Menulis bidang agama, misalnya, memerlukan bekal yang cukup dalam memahami landasan agama. Paham terhadap dalil otoritas berupa Al-Qur’an dan hadits menjadi syarat mutlak. Tidak harus hapal keduanya memang. Minimal memahami secara tematik (maudhu’i) melalui tafsir-tafsir yang ditulis oleh ahlinya.

Menganalisa sebuah persoalan yang dikuatkan dengan dalil, hendaknya dalil yang digunakan harus bisa dipertanggungjawabkan secara ilmiah. Penulis harus merujuk pada sumber aslinya. Rujukan dalil pada Al-Qur’an sangat mudah diidentifikasi keakuratannya. Berbeda jika menggunakan hadits. Sangat sulit mengidentifikasinya, karena begitu banyak macam hadits yang berserakan dalam banyak kitab hadits.

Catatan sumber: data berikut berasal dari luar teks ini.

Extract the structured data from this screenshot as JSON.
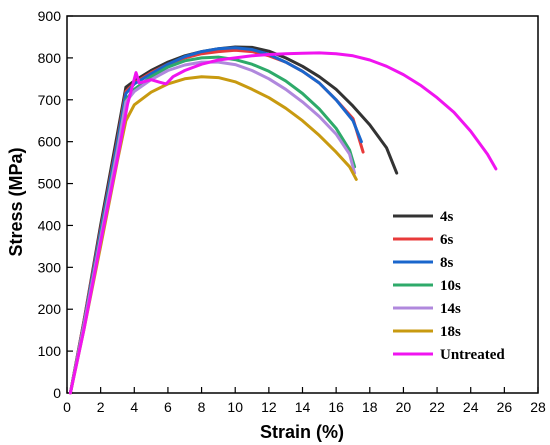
{
  "chart_data": {
    "type": "line",
    "xlabel": "Strain (%)",
    "ylabel": "Stress (MPa)",
    "xlim": [
      0,
      28
    ],
    "ylim": [
      0,
      900
    ],
    "xticks": [
      0,
      2,
      4,
      6,
      8,
      10,
      12,
      14,
      16,
      18,
      20,
      22,
      24,
      26,
      28
    ],
    "yticks": [
      0,
      100,
      200,
      300,
      400,
      500,
      600,
      700,
      800,
      900
    ],
    "legend_position": "right",
    "series": [
      {
        "name": "4s",
        "color": "#333333",
        "points": [
          [
            0.2,
            0
          ],
          [
            1,
            170
          ],
          [
            2,
            400
          ],
          [
            3,
            620
          ],
          [
            3.5,
            730
          ],
          [
            4,
            745
          ],
          [
            5,
            770
          ],
          [
            6,
            790
          ],
          [
            7,
            805
          ],
          [
            8,
            815
          ],
          [
            9,
            822
          ],
          [
            10,
            826
          ],
          [
            11,
            825
          ],
          [
            12,
            816
          ],
          [
            13,
            800
          ],
          [
            14,
            780
          ],
          [
            15,
            755
          ],
          [
            16,
            725
          ],
          [
            17,
            685
          ],
          [
            18,
            640
          ],
          [
            19,
            585
          ],
          [
            19.6,
            525
          ]
        ]
      },
      {
        "name": "6s",
        "color": "#e83a3a",
        "points": [
          [
            0.2,
            0
          ],
          [
            1,
            170
          ],
          [
            2,
            390
          ],
          [
            3,
            605
          ],
          [
            3.5,
            720
          ],
          [
            4,
            740
          ],
          [
            5,
            765
          ],
          [
            6,
            785
          ],
          [
            7,
            800
          ],
          [
            8,
            810
          ],
          [
            9,
            815
          ],
          [
            10,
            818
          ],
          [
            11,
            815
          ],
          [
            12,
            805
          ],
          [
            13,
            790
          ],
          [
            14,
            768
          ],
          [
            15,
            740
          ],
          [
            16,
            700
          ],
          [
            17,
            655
          ],
          [
            17.6,
            575
          ]
        ]
      },
      {
        "name": "8s",
        "color": "#1a66cc",
        "points": [
          [
            0.2,
            0
          ],
          [
            1,
            165
          ],
          [
            2,
            385
          ],
          [
            3,
            600
          ],
          [
            3.5,
            715
          ],
          [
            4,
            738
          ],
          [
            5,
            762
          ],
          [
            6,
            785
          ],
          [
            7,
            803
          ],
          [
            8,
            815
          ],
          [
            9,
            822
          ],
          [
            10,
            824
          ],
          [
            11,
            820
          ],
          [
            12,
            808
          ],
          [
            13,
            790
          ],
          [
            14,
            768
          ],
          [
            15,
            740
          ],
          [
            16,
            700
          ],
          [
            17,
            650
          ],
          [
            17.5,
            600
          ]
        ]
      },
      {
        "name": "10s",
        "color": "#2eaa6a",
        "points": [
          [
            0.2,
            0
          ],
          [
            1,
            160
          ],
          [
            2,
            375
          ],
          [
            3,
            585
          ],
          [
            3.5,
            700
          ],
          [
            4,
            725
          ],
          [
            5,
            755
          ],
          [
            6,
            778
          ],
          [
            7,
            793
          ],
          [
            8,
            800
          ],
          [
            9,
            802
          ],
          [
            10,
            796
          ],
          [
            11,
            785
          ],
          [
            12,
            768
          ],
          [
            13,
            745
          ],
          [
            14,
            715
          ],
          [
            15,
            678
          ],
          [
            16,
            632
          ],
          [
            16.8,
            580
          ],
          [
            17.1,
            540
          ]
        ]
      },
      {
        "name": "14s",
        "color": "#b088dd",
        "points": [
          [
            0.2,
            0
          ],
          [
            1,
            160
          ],
          [
            2,
            370
          ],
          [
            3,
            580
          ],
          [
            3.5,
            695
          ],
          [
            4,
            720
          ],
          [
            5,
            748
          ],
          [
            6,
            770
          ],
          [
            7,
            783
          ],
          [
            8,
            790
          ],
          [
            9,
            790
          ],
          [
            10,
            784
          ],
          [
            11,
            770
          ],
          [
            12,
            750
          ],
          [
            13,
            725
          ],
          [
            14,
            695
          ],
          [
            15,
            660
          ],
          [
            16,
            618
          ],
          [
            16.8,
            570
          ],
          [
            17.1,
            525
          ]
        ]
      },
      {
        "name": "18s",
        "color": "#c89a10",
        "points": [
          [
            0.2,
            0
          ],
          [
            1,
            150
          ],
          [
            2,
            350
          ],
          [
            3,
            555
          ],
          [
            3.5,
            650
          ],
          [
            4,
            688
          ],
          [
            5,
            718
          ],
          [
            6,
            738
          ],
          [
            7,
            750
          ],
          [
            8,
            755
          ],
          [
            9,
            753
          ],
          [
            10,
            743
          ],
          [
            11,
            725
          ],
          [
            12,
            705
          ],
          [
            13,
            680
          ],
          [
            14,
            650
          ],
          [
            15,
            615
          ],
          [
            16,
            575
          ],
          [
            16.8,
            540
          ],
          [
            17.2,
            510
          ]
        ]
      },
      {
        "name": "Untreated",
        "color": "#f014f0",
        "points": [
          [
            0.2,
            0
          ],
          [
            1,
            150
          ],
          [
            2,
            360
          ],
          [
            3,
            560
          ],
          [
            3.6,
            690
          ],
          [
            4.1,
            765
          ],
          [
            4.3,
            740
          ],
          [
            5,
            748
          ],
          [
            5.5,
            742
          ],
          [
            5.9,
            738
          ],
          [
            6.3,
            755
          ],
          [
            7,
            770
          ],
          [
            8,
            785
          ],
          [
            9,
            795
          ],
          [
            10,
            800
          ],
          [
            11,
            805
          ],
          [
            12,
            808
          ],
          [
            13,
            810
          ],
          [
            14,
            811
          ],
          [
            15,
            812
          ],
          [
            16,
            810
          ],
          [
            17,
            805
          ],
          [
            18,
            795
          ],
          [
            19,
            780
          ],
          [
            20,
            760
          ],
          [
            21,
            735
          ],
          [
            22,
            705
          ],
          [
            23,
            670
          ],
          [
            24,
            625
          ],
          [
            25,
            570
          ],
          [
            25.5,
            535
          ]
        ]
      }
    ]
  }
}
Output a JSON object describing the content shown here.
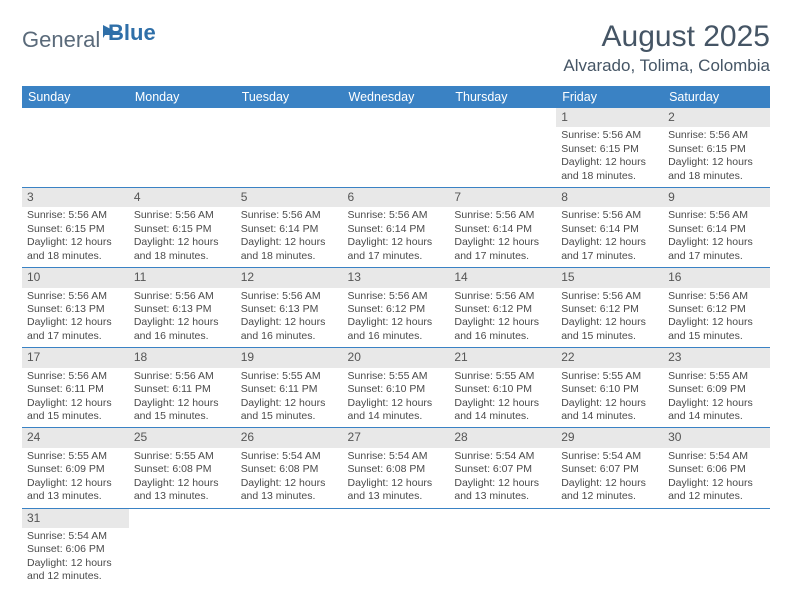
{
  "logo": {
    "text1": "General",
    "text2": "Blue"
  },
  "title": "August 2025",
  "location": "Alvarado, Tolima, Colombia",
  "colors": {
    "header_bg": "#3a82c4",
    "header_text": "#ffffff",
    "daynum_bg": "#e8e8e8",
    "rule": "#3a82c4",
    "title_color": "#455565",
    "logo_gray": "#5a6a7a",
    "logo_blue": "#2f6fa8"
  },
  "weekdays": [
    "Sunday",
    "Monday",
    "Tuesday",
    "Wednesday",
    "Thursday",
    "Friday",
    "Saturday"
  ],
  "weeks": [
    [
      null,
      null,
      null,
      null,
      null,
      {
        "n": "1",
        "sr": "5:56 AM",
        "ss": "6:15 PM",
        "dl": "12 hours and 18 minutes."
      },
      {
        "n": "2",
        "sr": "5:56 AM",
        "ss": "6:15 PM",
        "dl": "12 hours and 18 minutes."
      }
    ],
    [
      {
        "n": "3",
        "sr": "5:56 AM",
        "ss": "6:15 PM",
        "dl": "12 hours and 18 minutes."
      },
      {
        "n": "4",
        "sr": "5:56 AM",
        "ss": "6:15 PM",
        "dl": "12 hours and 18 minutes."
      },
      {
        "n": "5",
        "sr": "5:56 AM",
        "ss": "6:14 PM",
        "dl": "12 hours and 18 minutes."
      },
      {
        "n": "6",
        "sr": "5:56 AM",
        "ss": "6:14 PM",
        "dl": "12 hours and 17 minutes."
      },
      {
        "n": "7",
        "sr": "5:56 AM",
        "ss": "6:14 PM",
        "dl": "12 hours and 17 minutes."
      },
      {
        "n": "8",
        "sr": "5:56 AM",
        "ss": "6:14 PM",
        "dl": "12 hours and 17 minutes."
      },
      {
        "n": "9",
        "sr": "5:56 AM",
        "ss": "6:14 PM",
        "dl": "12 hours and 17 minutes."
      }
    ],
    [
      {
        "n": "10",
        "sr": "5:56 AM",
        "ss": "6:13 PM",
        "dl": "12 hours and 17 minutes."
      },
      {
        "n": "11",
        "sr": "5:56 AM",
        "ss": "6:13 PM",
        "dl": "12 hours and 16 minutes."
      },
      {
        "n": "12",
        "sr": "5:56 AM",
        "ss": "6:13 PM",
        "dl": "12 hours and 16 minutes."
      },
      {
        "n": "13",
        "sr": "5:56 AM",
        "ss": "6:12 PM",
        "dl": "12 hours and 16 minutes."
      },
      {
        "n": "14",
        "sr": "5:56 AM",
        "ss": "6:12 PM",
        "dl": "12 hours and 16 minutes."
      },
      {
        "n": "15",
        "sr": "5:56 AM",
        "ss": "6:12 PM",
        "dl": "12 hours and 15 minutes."
      },
      {
        "n": "16",
        "sr": "5:56 AM",
        "ss": "6:12 PM",
        "dl": "12 hours and 15 minutes."
      }
    ],
    [
      {
        "n": "17",
        "sr": "5:56 AM",
        "ss": "6:11 PM",
        "dl": "12 hours and 15 minutes."
      },
      {
        "n": "18",
        "sr": "5:56 AM",
        "ss": "6:11 PM",
        "dl": "12 hours and 15 minutes."
      },
      {
        "n": "19",
        "sr": "5:55 AM",
        "ss": "6:11 PM",
        "dl": "12 hours and 15 minutes."
      },
      {
        "n": "20",
        "sr": "5:55 AM",
        "ss": "6:10 PM",
        "dl": "12 hours and 14 minutes."
      },
      {
        "n": "21",
        "sr": "5:55 AM",
        "ss": "6:10 PM",
        "dl": "12 hours and 14 minutes."
      },
      {
        "n": "22",
        "sr": "5:55 AM",
        "ss": "6:10 PM",
        "dl": "12 hours and 14 minutes."
      },
      {
        "n": "23",
        "sr": "5:55 AM",
        "ss": "6:09 PM",
        "dl": "12 hours and 14 minutes."
      }
    ],
    [
      {
        "n": "24",
        "sr": "5:55 AM",
        "ss": "6:09 PM",
        "dl": "12 hours and 13 minutes."
      },
      {
        "n": "25",
        "sr": "5:55 AM",
        "ss": "6:08 PM",
        "dl": "12 hours and 13 minutes."
      },
      {
        "n": "26",
        "sr": "5:54 AM",
        "ss": "6:08 PM",
        "dl": "12 hours and 13 minutes."
      },
      {
        "n": "27",
        "sr": "5:54 AM",
        "ss": "6:08 PM",
        "dl": "12 hours and 13 minutes."
      },
      {
        "n": "28",
        "sr": "5:54 AM",
        "ss": "6:07 PM",
        "dl": "12 hours and 13 minutes."
      },
      {
        "n": "29",
        "sr": "5:54 AM",
        "ss": "6:07 PM",
        "dl": "12 hours and 12 minutes."
      },
      {
        "n": "30",
        "sr": "5:54 AM",
        "ss": "6:06 PM",
        "dl": "12 hours and 12 minutes."
      }
    ],
    [
      {
        "n": "31",
        "sr": "5:54 AM",
        "ss": "6:06 PM",
        "dl": "12 hours and 12 minutes."
      },
      null,
      null,
      null,
      null,
      null,
      null
    ]
  ],
  "labels": {
    "sunrise": "Sunrise: ",
    "sunset": "Sunset: ",
    "daylight": "Daylight: "
  }
}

Penulis jangan mudah memakai dalil hadits yang hanya didapat dari almanak, bungkus nasi, pamflet, baliho dan semacamnya. Penulis perlu mengecek ke sumber aslinya pada kitab-kitab hadits, baik di al-Kutub al-Sittah atau al-Kutub al-Tis’ah. Merujuk pada salah satu kitab tersebut bisa dilakukan secara manual atau digital. Menggunakan cara manual begitu berat rasanya dan sangat mahal biayanya. Bila tidak memilikinya, harus pergi ke perpustakaan yang memiliki koleksi kitab-kitab itu, atau membelinya dengan mengorbankan sekian banyak rupiah. Setelah berhasil mendapatkannya, dibutuhkan pula kemampuan membacanya, terutama versi alsinya, Arab, atau alternatifnya versi terjemahan.

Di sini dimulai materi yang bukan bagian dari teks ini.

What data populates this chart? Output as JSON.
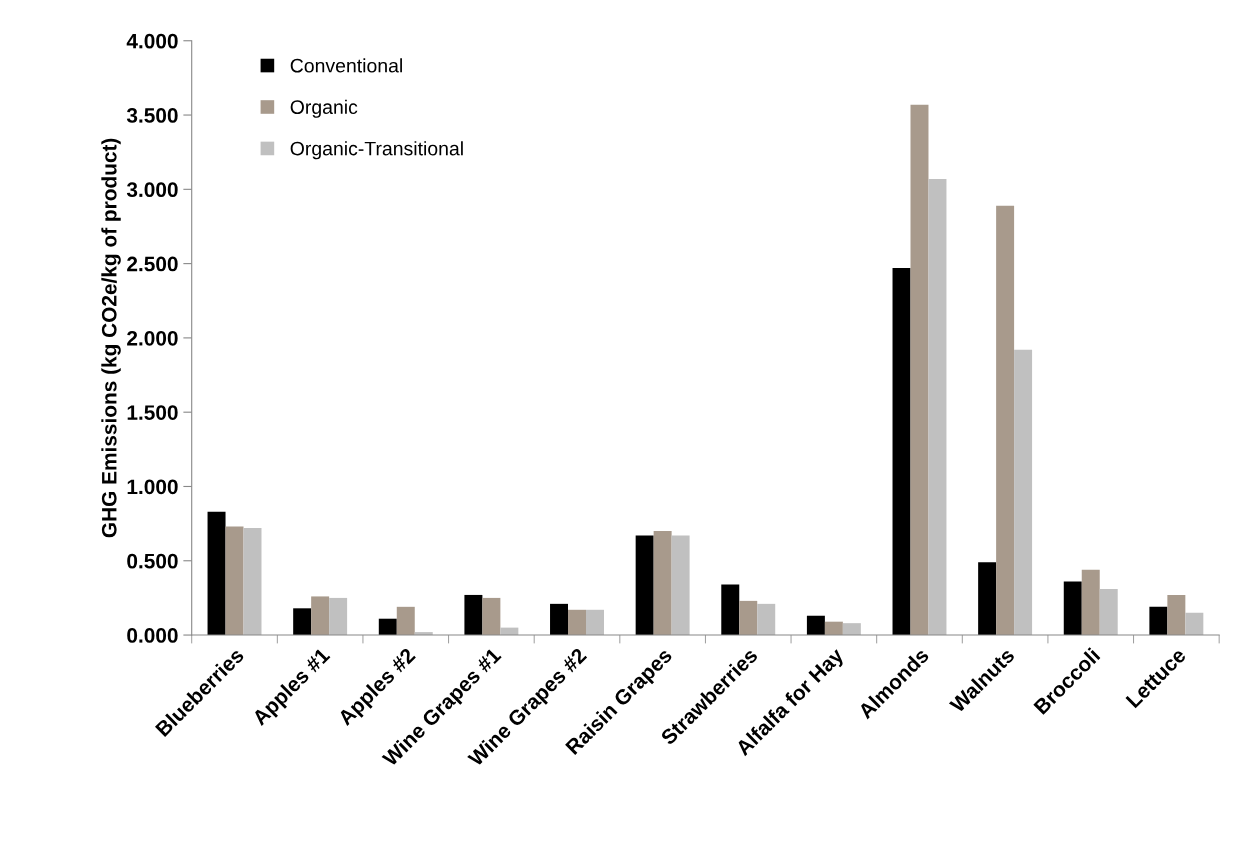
{
  "chart_data": {
    "type": "bar",
    "ylabel": "GHG Emissions (kg CO2e/kg of product)",
    "categories": [
      "Blueberries",
      "Apples #1",
      "Apples #2",
      "Wine Grapes #1",
      "Wine Grapes #2",
      "Raisin Grapes",
      "Strawberries",
      "Alfalfa for Hay",
      "Almonds",
      "Walnuts",
      "Broccoli",
      "Lettuce"
    ],
    "series": [
      {
        "name": "Conventional",
        "color": "#000000",
        "values": [
          0.83,
          0.18,
          0.11,
          0.27,
          0.21,
          0.67,
          0.34,
          0.13,
          2.47,
          0.49,
          0.36,
          0.19
        ]
      },
      {
        "name": "Organic",
        "color": "#a89a8c",
        "values": [
          0.73,
          0.26,
          0.19,
          0.25,
          0.17,
          0.7,
          0.23,
          0.09,
          3.57,
          2.89,
          0.44,
          0.27
        ]
      },
      {
        "name": "Organic-Transitional",
        "color": "#c0c0c0",
        "values": [
          0.72,
          0.25,
          0.02,
          0.05,
          0.17,
          0.67,
          0.21,
          0.08,
          3.07,
          1.92,
          0.31,
          0.15
        ]
      }
    ],
    "ylim": [
      0,
      4
    ],
    "yticks": [
      {
        "value": 0,
        "label": "0.000"
      },
      {
        "value": 0.5,
        "label": "0.500"
      },
      {
        "value": 1,
        "label": "1.000"
      },
      {
        "value": 1.5,
        "label": "1.500"
      },
      {
        "value": 2,
        "label": "2.000"
      },
      {
        "value": 2.5,
        "label": "2.500"
      },
      {
        "value": 3,
        "label": "3.000"
      },
      {
        "value": 3.5,
        "label": "3.500"
      },
      {
        "value": 4,
        "label": "4.000"
      }
    ],
    "grid": false,
    "legend": "top left"
  }
}
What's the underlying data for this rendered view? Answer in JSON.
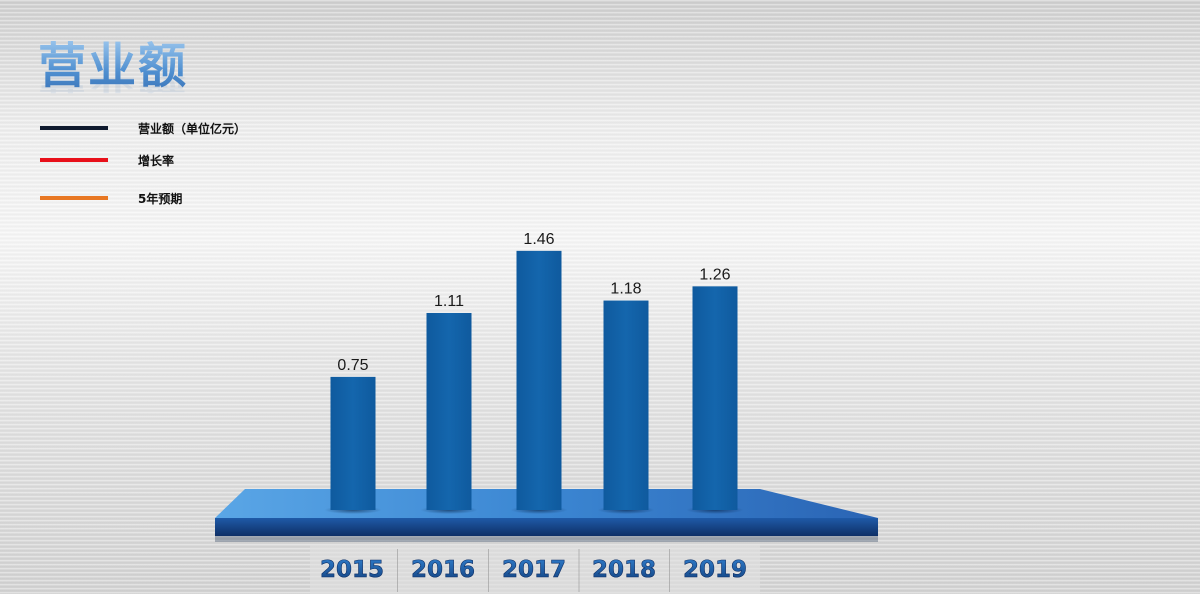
{
  "title": "营业额",
  "legend": [
    {
      "label": "营业额（单位亿元）",
      "color": "#0f1a2e"
    },
    {
      "label": "增长率",
      "color": "#e8101a"
    },
    {
      "label": "5年预期",
      "color": "#e87722"
    }
  ],
  "colors": {
    "bar": "#1060a6",
    "platform": "#3f8ad6",
    "platform_edge": "#1c4f95",
    "year_label": "#1b5ea8"
  },
  "chart_data": {
    "type": "bar",
    "categories": [
      "2015",
      "2016",
      "2017",
      "2018",
      "2019"
    ],
    "values": [
      0.75,
      1.11,
      1.46,
      1.18,
      1.26
    ],
    "data_labels": [
      "0.75",
      "1.11",
      "1.46",
      "1.18",
      "1.26"
    ],
    "title": "",
    "xlabel": "",
    "ylabel": "",
    "grid": false
  }
}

Cara yang mudah adalah cara kedua, yaitu dengan cara digital. Seiring majunya teknologi modern yang merambah pada semua kebutuhan manusia, termasuk referensi agama. Beragam aplikasi telah diciptakan. Aplikasi Al-Qur’an dan terjehannya ada. Demikian pula kitab hadits tanpa terkecuali, bahkan kitab-kitab referensi lainnya. Aplikasi al-Maktabah al-Syamilah cukup praktis untuk mengakses dalil-dalil agama secara lengkap. Menggunakan aplikasi ini sangat mudah melacak apa yang dibutuhkan, asal bisa memahami bahasa Arab. Bila tidak paham bahasa Arab, alternatifnya menggunakan aplikasi yang dilengkapi dengan terjemahannya. Pada menu Play Store di smartphone, Anda cukup dimanjakan. Tinggal men-download-nya ragam aplikasi Al-Qur’an dan terjemahannya, begitu pula hadits dan terjemahannya.

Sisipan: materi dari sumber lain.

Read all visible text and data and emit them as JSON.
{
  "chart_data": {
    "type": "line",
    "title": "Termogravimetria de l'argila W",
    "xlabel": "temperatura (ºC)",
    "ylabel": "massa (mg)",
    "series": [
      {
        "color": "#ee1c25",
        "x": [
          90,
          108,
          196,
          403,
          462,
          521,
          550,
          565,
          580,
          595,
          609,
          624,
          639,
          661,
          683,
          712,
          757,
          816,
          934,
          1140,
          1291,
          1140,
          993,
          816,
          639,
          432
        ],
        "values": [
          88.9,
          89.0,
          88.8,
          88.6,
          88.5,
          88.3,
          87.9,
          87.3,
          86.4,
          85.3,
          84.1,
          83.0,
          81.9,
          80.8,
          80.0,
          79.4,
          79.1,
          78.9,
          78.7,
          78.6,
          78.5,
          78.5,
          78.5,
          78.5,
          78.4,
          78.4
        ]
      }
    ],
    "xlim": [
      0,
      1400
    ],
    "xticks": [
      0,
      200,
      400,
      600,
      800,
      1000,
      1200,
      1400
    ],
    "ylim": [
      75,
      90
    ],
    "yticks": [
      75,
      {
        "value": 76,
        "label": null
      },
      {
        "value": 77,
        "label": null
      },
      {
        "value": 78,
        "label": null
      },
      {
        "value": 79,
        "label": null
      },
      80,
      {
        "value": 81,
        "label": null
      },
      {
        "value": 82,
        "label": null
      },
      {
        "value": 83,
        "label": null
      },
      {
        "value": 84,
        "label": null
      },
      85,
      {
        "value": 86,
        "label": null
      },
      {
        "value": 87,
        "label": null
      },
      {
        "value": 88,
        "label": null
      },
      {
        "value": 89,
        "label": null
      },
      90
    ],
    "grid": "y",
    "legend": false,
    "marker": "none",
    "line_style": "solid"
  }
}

Upaya merujuk pada sumber asli tersebut merupakan sebuah kewajiban bagi penulis sebagai agen perubahan supaya tidak “menyesatkan” pembaca. Atau, upaya menyelamatkan para penumpang agar tidak tersesat di tengah perjalanan, apalagi menjadi korban kecelakaan gara-gara sopirnya ugal-ugalan.

Lumrah terjadi salah kaprah dalam penggunaan dalil terkait akurasinya. Setidaknya ada dua hal yang perlu saya kemukakan. Pertama, kadung lumrah penggunaan dalil yang diklaim sebagai hadits padahal bukan hadits. Hal ini terjadi bukan hanya pada orang yang berpendidikan rendah, tapi juga pada orang yang berpendidikan tinggi namun kurang teliti, tidak sempat menelitinya atau faktor lain. Saya pernah mengikuti kuliah umum di Aula Pascasarjana IAIN (sekarang UIN) Sunan Ampel Surabaya waktu masih menjadi mahasiswa. Pematerinya dari Jakarta. Kalau tidak keliru, beliau menyampaikan kuliah tentang manajemen/pengembangan ekonomi. Dia menyitir sebuah hadits palsu (maudhu’) yang populer  kita dengar di mana-mana.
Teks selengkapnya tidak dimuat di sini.